This is a Q&D test of https://github.com/pemistahl/lingua-rs on South African languages.
I initially ran tests on a single sentence translated to the languages that I know. I'd like to test out subtle differences between Zulu and Xhosa, Tswana and Sotho (I suspect Sepedi is classified as 'Sotho' too).

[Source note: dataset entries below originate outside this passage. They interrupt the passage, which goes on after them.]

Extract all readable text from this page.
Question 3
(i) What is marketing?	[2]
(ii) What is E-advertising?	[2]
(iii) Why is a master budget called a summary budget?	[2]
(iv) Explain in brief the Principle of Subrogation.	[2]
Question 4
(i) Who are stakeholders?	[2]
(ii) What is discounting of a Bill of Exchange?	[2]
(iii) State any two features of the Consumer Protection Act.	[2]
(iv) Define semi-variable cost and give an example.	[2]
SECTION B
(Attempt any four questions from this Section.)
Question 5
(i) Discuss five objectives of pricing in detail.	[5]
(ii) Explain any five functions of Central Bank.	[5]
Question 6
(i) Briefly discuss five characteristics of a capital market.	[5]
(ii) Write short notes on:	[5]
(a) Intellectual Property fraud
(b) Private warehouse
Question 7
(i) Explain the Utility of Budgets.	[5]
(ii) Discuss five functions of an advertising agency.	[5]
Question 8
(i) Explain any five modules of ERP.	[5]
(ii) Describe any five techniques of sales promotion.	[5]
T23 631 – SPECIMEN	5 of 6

You might have to be familiar with the Rust language, but to make things easy:
- Go to rustup.rs, and follow the guide on installing Rust (stable is fine)
- Clone this repo
- Run
cargo run --release
cargo
is the package manager and code builder (think of it as equivalent to npm
or cmake
).
The --release
flag tells the compiler to optimise the binary being created, otherwise this might feel slow.
Enjoy!
The initial commits tested this with a sentence "Our king is very wise", translated to Afrikaans, Sotho, Tswana, Xhosa and Zulu.
// test 1
let detected_language: Option<Language> = detector.detect_language_of("Kgosi ya rona e botlhale thata");
println!("The detected language is {:?}", detected_language);
assert_eq!(detected_language, Some(Tswana));
// test 2
let detected_language: Option<Language> = detector.detect_language_of("Morena oa rona o bohlale haholo");
println!("The detected language is {:?}", detected_language);
assert_eq!(detected_language, Some(Sotho));
// test 3
let detected_language: Option<Language> = detector.detect_language_of("Ons koning is baie wys");
println!("The detected language is {:?}", detected_language);
assert_eq!(detected_language, Some(Afrikaans));
// test 4
let detected_language: Option<Language> = detector.detect_language_of("Ukumkani wethu ulumke kakhulu");
println!("The detected language is {:?}", detected_language);
assert_eq!(detected_language, Some(Xhosa));
// test 5
let detected_language: Option<Language> = detector.detect_language_of("Inkosi yethu ihlakaniphe kakhulu");
println!("The detected language is {:?}", detected_language);
assert_eq!(detected_language, Some(Zulu));
The output of the run is:
Running `target\release\lingua-mzansi.exe`
The detected language is Some(Tswana)
The detected language is Some(Sotho)
The detected language is Some(Afrikaans)
The detected language is Some(Xhosa)
The detected language is Some(Zulu)